The landlords just filed an emergency petition against the Biden administration’s new order.
The landlords have already been up a creek without a paddle for more than a year.
Here’s just a little history as to how we got where we are now. In March 2020, Congress enacted a 120-day eviction moratorium applying to rental properties that had federal assistance as part of the CARES Act dealing with the Wuhan coronavirus. But after that, in September 2020, the CDC issued an order implementing a broader eviction moratorium that applied to all rental properties nationwide, arguing it was needed to stop the spread of the virus. It was supposed to expire in December 2020, but then Congress extended it to Jan. 31, 2021. Then the CDC extended it through March 31, then subsequently extended it again to June 30.
The case that the Supreme Court acted on in June involved an action filed by the Alabama Association of Realtors and its counterpart in Georgia. The District Court judge, Dabney Friedrich, ruled that the Public Health Service Act did not grant the CDC the legal authority to impose a nationwide eviction moratorium. But the District Court kept the moratorium in place pending appeal. The Circuit Court upheld that stay and then the Realtors asked the Supreme Court to lift that stay in June. So the Supreme Court was only looking at the question of the stay, not making a ruling as to the actual merits of the case.
The concurrence from Justice Brett Kavanaugh has gotten a lot of attention because it gave an indication as to the thought of the court and where it might go. So in that sense, it was instructive and Joe Biden was spitting in the eye of that indication by enacting a new order. But it was a concurrence, not a majority ruling, nor was it on the merits, so it is not binding and has no force of law. But the reason it was bad on the part of Kavanaugh was that he held with the liberal majority to deny vacating the stay — meaning leaving the moratorium in place — rather than siding with the conservatives who would have granted the application, vacated the stay and effectively ended the moratorium. But Kavanaugh kept it in place, thinking it would end anyway at the end of July. He was giving an indication he wanted Congress to act. But then they didn’t act. Given the whole history of the extensions, this was a bad and unreasoned decision on his part and if he thought it was unconstitutional then he should have stopped it right there.

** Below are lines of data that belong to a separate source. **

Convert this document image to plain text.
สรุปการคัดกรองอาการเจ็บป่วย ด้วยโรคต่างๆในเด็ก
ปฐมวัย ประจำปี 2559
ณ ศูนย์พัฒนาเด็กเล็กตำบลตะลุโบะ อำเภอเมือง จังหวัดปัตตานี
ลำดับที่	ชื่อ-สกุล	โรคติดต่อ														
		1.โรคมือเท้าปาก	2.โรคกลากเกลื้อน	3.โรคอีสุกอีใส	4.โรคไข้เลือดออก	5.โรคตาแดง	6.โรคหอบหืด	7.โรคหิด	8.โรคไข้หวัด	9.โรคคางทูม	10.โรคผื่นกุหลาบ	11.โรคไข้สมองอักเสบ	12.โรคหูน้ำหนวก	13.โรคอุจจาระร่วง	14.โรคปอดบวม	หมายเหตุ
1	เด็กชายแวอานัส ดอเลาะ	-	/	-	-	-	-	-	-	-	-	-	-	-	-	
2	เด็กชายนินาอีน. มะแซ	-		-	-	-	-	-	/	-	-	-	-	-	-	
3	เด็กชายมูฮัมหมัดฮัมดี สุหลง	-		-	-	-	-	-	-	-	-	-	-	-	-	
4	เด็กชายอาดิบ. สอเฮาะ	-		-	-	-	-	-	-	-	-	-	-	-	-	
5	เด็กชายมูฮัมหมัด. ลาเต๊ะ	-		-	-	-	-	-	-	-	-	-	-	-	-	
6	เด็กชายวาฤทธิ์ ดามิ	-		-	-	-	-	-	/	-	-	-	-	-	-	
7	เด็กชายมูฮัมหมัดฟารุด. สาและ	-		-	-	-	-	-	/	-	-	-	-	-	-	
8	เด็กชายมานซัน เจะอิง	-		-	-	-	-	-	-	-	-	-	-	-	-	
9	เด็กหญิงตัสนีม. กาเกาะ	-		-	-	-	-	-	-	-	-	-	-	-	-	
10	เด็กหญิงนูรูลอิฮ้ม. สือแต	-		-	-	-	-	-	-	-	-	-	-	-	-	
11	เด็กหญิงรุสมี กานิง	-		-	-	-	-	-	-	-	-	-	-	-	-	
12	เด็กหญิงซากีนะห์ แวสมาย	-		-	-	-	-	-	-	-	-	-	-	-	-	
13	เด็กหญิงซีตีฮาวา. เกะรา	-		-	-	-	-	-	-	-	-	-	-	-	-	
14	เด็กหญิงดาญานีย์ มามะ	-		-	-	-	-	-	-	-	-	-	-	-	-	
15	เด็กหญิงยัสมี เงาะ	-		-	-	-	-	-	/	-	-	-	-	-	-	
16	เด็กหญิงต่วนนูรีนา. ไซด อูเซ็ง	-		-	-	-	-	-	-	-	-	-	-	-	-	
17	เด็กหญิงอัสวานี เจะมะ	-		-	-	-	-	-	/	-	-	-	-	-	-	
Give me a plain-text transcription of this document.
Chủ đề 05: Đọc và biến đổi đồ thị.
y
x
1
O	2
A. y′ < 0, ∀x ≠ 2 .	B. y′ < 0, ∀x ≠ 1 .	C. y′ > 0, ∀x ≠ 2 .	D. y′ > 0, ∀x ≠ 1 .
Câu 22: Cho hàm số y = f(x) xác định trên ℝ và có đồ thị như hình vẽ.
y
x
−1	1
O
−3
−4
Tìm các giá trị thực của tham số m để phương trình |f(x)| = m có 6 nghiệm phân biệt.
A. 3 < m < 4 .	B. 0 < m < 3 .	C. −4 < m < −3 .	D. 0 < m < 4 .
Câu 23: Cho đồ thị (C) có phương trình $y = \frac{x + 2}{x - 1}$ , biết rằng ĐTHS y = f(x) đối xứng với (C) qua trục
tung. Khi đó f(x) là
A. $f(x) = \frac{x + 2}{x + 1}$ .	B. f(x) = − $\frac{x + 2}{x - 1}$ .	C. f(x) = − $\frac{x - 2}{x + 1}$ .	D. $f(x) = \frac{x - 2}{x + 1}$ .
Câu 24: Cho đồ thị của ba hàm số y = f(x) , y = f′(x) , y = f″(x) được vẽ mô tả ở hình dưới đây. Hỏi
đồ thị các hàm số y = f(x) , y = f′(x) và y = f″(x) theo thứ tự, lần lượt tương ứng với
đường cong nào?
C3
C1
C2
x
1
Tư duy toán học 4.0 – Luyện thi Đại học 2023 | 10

The CDC’s new order, implementing another moratorium until October 3, applied not to all renters like the old orders/extensions but to renters in the areas in which there was a substantial risk of COVID in the determination of the CDC. The reasoning was likely to see if they could skate by with an allegedly narrowed order.
In the petition the Alabama Realtors filed last night with the District Court, they argued that the new CDC order issued exceeds the agency’s authority as the Court previously ruled.

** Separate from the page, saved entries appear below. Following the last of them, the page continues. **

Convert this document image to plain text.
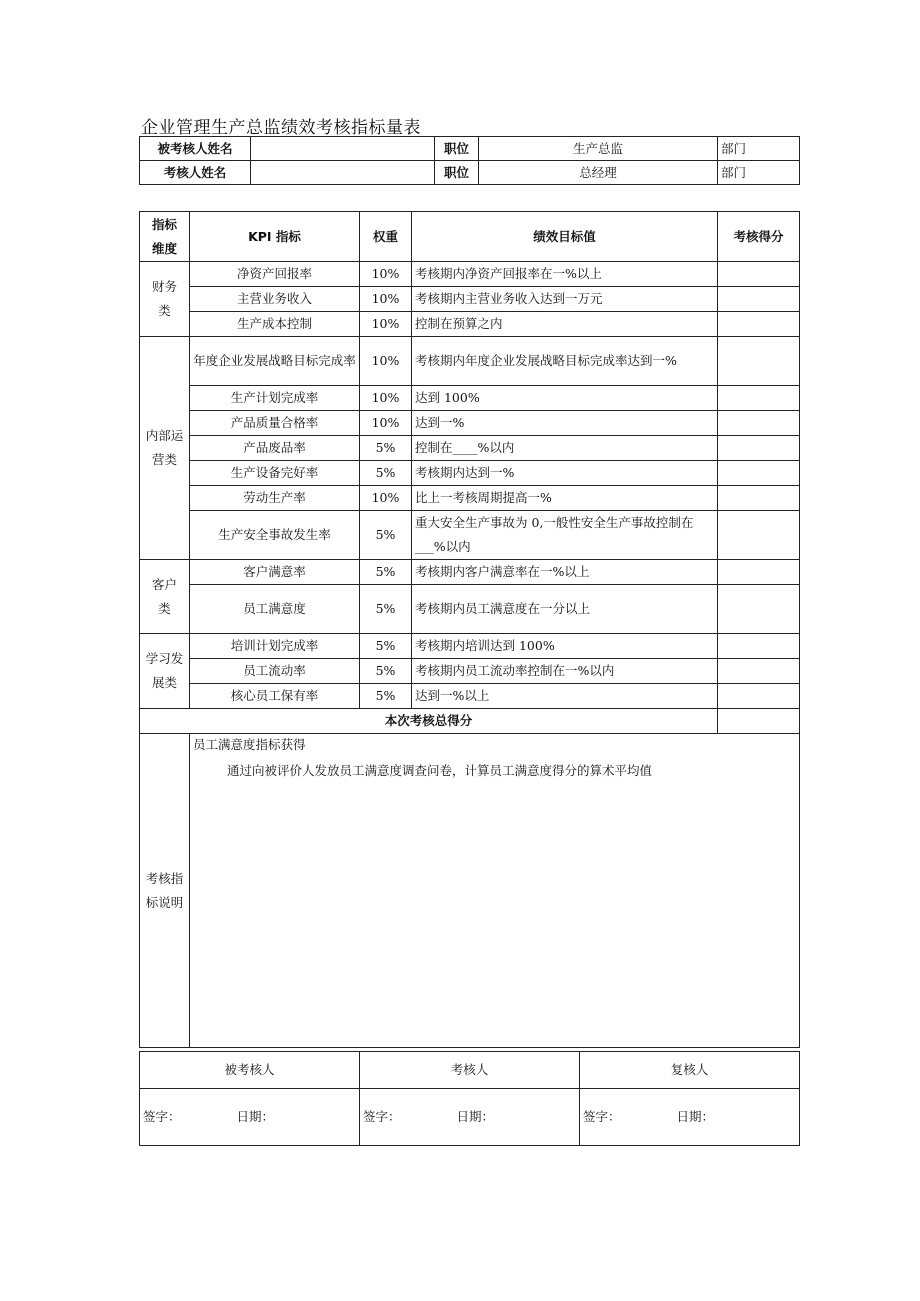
企业管理生产总监绩效考核指标量表
被考核人姓名		职位	生产总监	部门
考核人姓名		职位	总经理	部门
指标维度	KPI 指标	权重	绩效目标值	考核得分
财务类	净资产回报率	10%	考核期内净资产回报率在一%以上	
	主营业务收入	10%	考核期内主营业务收入达到一万元	
	生产成本控制	10%	控制在预算之内	
内部运营类	年度企业发展战略目标完成率	10%	考核期内年度企业发展战略目标完成率达到一%	
	生产计划完成率	10%	达到 100%	
	产品质量合格率	10%	达到一%	
	产品废品率	5%	控制在____%以内	
	生产设备完好率	5%	考核期内达到一%	
	劳动生产率	10%	比上一考核周期提高一%	
	生产安全事故发生率	5%	重大安全生产事故为 0,一般性安全生产事故控制在 ___%以内	
客户类	客户满意率	5%	考核期内客户满意率在一%以上	
	员工满意度	5%	考核期内员工满意度在一分以上	
学习发展类	培训计划完成率	5%	考核期内培训达到 100%	
	员工流动率	5%	考核期内员工流动率控制在一%以内	
	核心员工保有率	5%	达到一%以上	
本次考核总得分				
考核指标说明	员工满意度指标获得
通过向被评价人发放员工满意度调查问卷，计算员工满意度得分的算术平均值			
被考核人	考核人	复核人

签字： 日期：	签字： 日期：	签字： 日期：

In their filing, they cite the Biden administration’s own words insisting that they didn’t have the legal authority to impose another moratorium. Biden’s top aide Gene Sperling said the day before the CDC order that they didn’t have the legal authority to do it, they insisted they needed Congress to pass legislation. The Realtors also cite Biden’s own words when he said just before the CDC issued the order that it was likely to be found unconstitutional, basically arguing that Biden put through this order even knowing it was unlawful.

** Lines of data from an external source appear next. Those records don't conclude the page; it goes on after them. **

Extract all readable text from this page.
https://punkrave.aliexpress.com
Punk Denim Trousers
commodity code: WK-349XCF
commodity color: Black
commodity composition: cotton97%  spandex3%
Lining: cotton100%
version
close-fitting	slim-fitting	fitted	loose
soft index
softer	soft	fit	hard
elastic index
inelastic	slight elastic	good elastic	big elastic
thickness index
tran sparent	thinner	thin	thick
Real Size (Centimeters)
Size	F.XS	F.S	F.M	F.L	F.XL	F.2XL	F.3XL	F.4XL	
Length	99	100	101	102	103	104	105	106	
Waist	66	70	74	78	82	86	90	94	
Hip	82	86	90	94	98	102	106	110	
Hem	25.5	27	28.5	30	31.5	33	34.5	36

Biden asked the CDC to consider a new extension of the eviction moratorium, but agency leaders have been unable to legally justify one, says American Rescue Plan aide Gene Sperling https://t.co/gmrHXRzmt2 pic.twitter.com/YKol1ahDur
— Bloomberg Quicktake (@Quicktake) August 2, 2021
Pres. Biden says he's not sure if the upcoming eviction moratorium decision from the CDC will hold constitutionally, but that he hopes it will "give some additional time" to give out rental assistance funds. pic.twitter.com/V78AOusRe5
— CBS News (@CBSNews) August 3, 2021
That should give the District Court a good indication that it’s the Biden team trying to do an end-run around them. The Biden team will try to argue it’s a new order and not an extension. But bottom line it’s still unconstitutional. So we’ll have to wait and see what the Court says. But meanwhile, once again, the Biden bunch is screwing around with property rights and leaving these poor folks in limbo.